If you do watch the film, it is helpful to come at it from the perspective of the performance studies critic. I suggest this, as I am of the mind that GG Allin was a performance artist, and definitely might be called the true punk artist. One scene in the movie confirms this for me: GG is at a spoken word reading in Boston. At the time of this reading he has declared to the public that he will kill himself in October of 1990. Someone from the back of the audience asks why he won’t kill himself sooner. Such a comment so incenses GG he asks the speaker to say it to his face. His anger is unusual, in that such commentary from fans would not normally bother him in such a way. The woman comes up and says it right to his face again and he is so incensed he assaults her. I believe this event and GG’s behaviour towards the woman confirms him as a performance artist, for I suspect that the reason the comment made him so angry was that the comment made his entire life of extreme performances entirely irrelevant, and effectively invalidated his entire career; in short, she suggested that nothing he had done in his life - and more importantly - nothing that he had done in any of his performances, mattered; such that it could all be wiped away and forgotten and did not command regard. That he responded as he did to such a dismissive verbal gesture suggests not only that GG wanted to be regarded rather than disregarded, but further that he desired to be made relevant to the world through his unique career of excessive and violent performances, and that he ultimately desired to be recognized as relevant and worthy of regard by the world on account of his performances and career as a punk artist. Follow up research, which shows that GG made efforts to write up his life philosophy and ’mission’ in life, would seem to confirm his search as an artist for relevance, regard, recognition.

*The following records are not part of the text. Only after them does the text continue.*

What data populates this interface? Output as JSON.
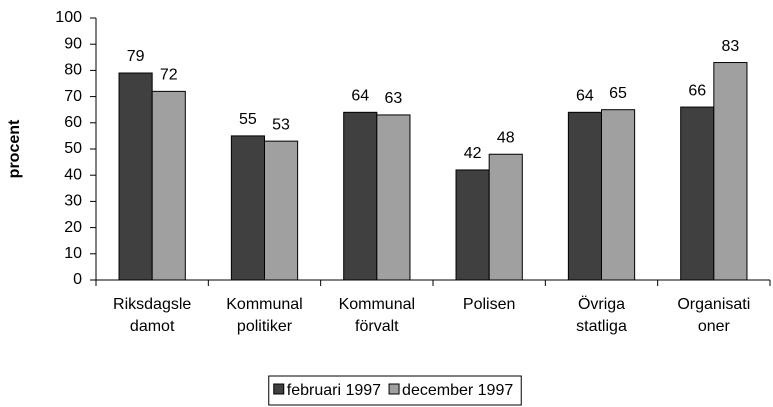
{
  "chart_data": {
    "type": "bar",
    "y_label": "procent",
    "categories": [
      [
        "Riksdagsle",
        "damot"
      ],
      [
        "Kommunal",
        "politiker"
      ],
      [
        "Kommunal",
        "förvalt"
      ],
      [
        "Polisen"
      ],
      [
        "Övriga",
        "statliga"
      ],
      [
        "Organisati",
        "oner"
      ]
    ],
    "series": [
      {
        "name": "februari 1997",
        "color": "#404040",
        "values": [
          79,
          55,
          64,
          42,
          64,
          66
        ]
      },
      {
        "name": "december 1997",
        "color": "#a0a0a0",
        "values": [
          72,
          53,
          63,
          48,
          65,
          83
        ]
      }
    ],
    "ylim": [
      0,
      100
    ],
    "yticks": [
      0,
      10,
      20,
      30,
      40,
      50,
      60,
      70,
      80,
      90,
      100
    ],
    "legend": "bottom"
  }
}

If I was not aware of the above related scene and GG’s associated behaviour I would never suggest the understanding of GG as a performance artist, as I would never seek to critically recover an individual who sought to combat all such attempts at framing identity and all structures that seek to organize identity. Yet, the combination of the way GG responds to the noted verbal riposte and his efforts to codify his life philosophy sanction the view of GG as a performance artist who sought to engage an audience, and thus also sanctions an effort on our part to understand him as such, as a punk artist. This is all I will say about GG Allin at this point in time. If you watch the film, know that a look outside it to some biographical information on GG’s life might be helpful as well; as, like any piece of documentation, the film does not ‘tell the whole tale’. Scumfuc.
IV. Fired Earth
After watching the documentary, I came across and watched a music video of a band I did not know. The following is by a band called Foals, and is entitled ‘Red Socks Pugie’:
The peaceful tone as harness to explosive energy raked me out of the rawness of the documentary, and brought me back up onto solid land, burning with the thought of the incredible stratification of life - the arch regions of intellectualism, to honest cameraderie in the ebb of the publican, then down to some of the most brutal violences and excesses men and women can commit, and finally back to ground with a renewed sense of the energy, dynamism, complexity and profundity of life that a music and associated series of moving images somehow articulated closurally in a perfect if unexpected closure to an equally unexpected reeling freefall, exquisiteness of day.